È interessante evidenziare la strategia degli Stati proponenti la risoluzione, soprattutto degli gli Stati Uniti, di operare, per effetto dell’adozione di un atto sulla base del Capitolo VII della Carta, una trasformazione di alcuni tra i principi contenuti nei regimi c.d. politici, che coinvolgono un numero limitato di Stati (per esempio il Nuclear Suppliers Group) in norme giuridicamente vincolanti per tutti gli Stati membri delle Nazioni Unite.
Straordinario è il fatto che la risoluzione sia stata approvata con il voto positivo di tutti i quindici membri del Consiglio, compreso il Pakistan che, come abbiamo osservato, non è Stato contraente del Trattato di non proliferazione nucleare. Il rappresentante di questo Paese ha comunque precisato che la ris.1540 (2004) - a suo avviso - non impone al proprio Stato il rispetto di obblighi derivanti da trattati di cui esso non sia parte né tantomeno obbliga ad aderirvi.

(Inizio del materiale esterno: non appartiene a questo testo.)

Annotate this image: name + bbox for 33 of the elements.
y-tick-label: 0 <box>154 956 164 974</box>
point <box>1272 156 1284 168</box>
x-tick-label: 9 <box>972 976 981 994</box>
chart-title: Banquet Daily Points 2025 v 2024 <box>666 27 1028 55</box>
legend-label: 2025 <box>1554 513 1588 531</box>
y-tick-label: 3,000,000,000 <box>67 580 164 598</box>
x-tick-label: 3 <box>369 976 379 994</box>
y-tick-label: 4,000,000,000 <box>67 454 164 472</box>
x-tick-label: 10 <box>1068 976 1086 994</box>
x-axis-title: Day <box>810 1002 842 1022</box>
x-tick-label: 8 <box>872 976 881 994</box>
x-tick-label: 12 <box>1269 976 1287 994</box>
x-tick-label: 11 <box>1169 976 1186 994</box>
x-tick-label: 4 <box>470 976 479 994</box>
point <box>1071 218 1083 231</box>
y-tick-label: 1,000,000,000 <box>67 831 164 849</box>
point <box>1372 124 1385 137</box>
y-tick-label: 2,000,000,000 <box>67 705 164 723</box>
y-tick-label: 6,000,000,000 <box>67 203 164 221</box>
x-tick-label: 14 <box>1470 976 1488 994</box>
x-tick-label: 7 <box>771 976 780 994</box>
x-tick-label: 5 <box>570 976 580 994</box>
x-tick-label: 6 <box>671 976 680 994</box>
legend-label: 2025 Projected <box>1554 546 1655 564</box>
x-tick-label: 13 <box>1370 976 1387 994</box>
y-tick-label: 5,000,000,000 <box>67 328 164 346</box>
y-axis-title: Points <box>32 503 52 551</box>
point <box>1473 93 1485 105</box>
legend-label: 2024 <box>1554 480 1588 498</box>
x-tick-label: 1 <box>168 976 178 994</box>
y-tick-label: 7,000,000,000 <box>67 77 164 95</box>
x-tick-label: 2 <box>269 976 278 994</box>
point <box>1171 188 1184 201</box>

La risoluzione istituisce infine un Comitato, il cui mandato è quello di monitorare lo stato di attuazione della stessa da parte degli Stati membri delle Nazione. Il Comitato ha già prodotto cinque rapporti sullo stato di attuazione della risoluzione, rispettivamente nell’aprile 2006, nel giugno 2009, nel settembre 2011, nel dicembre 2016 e nel novembre 2022.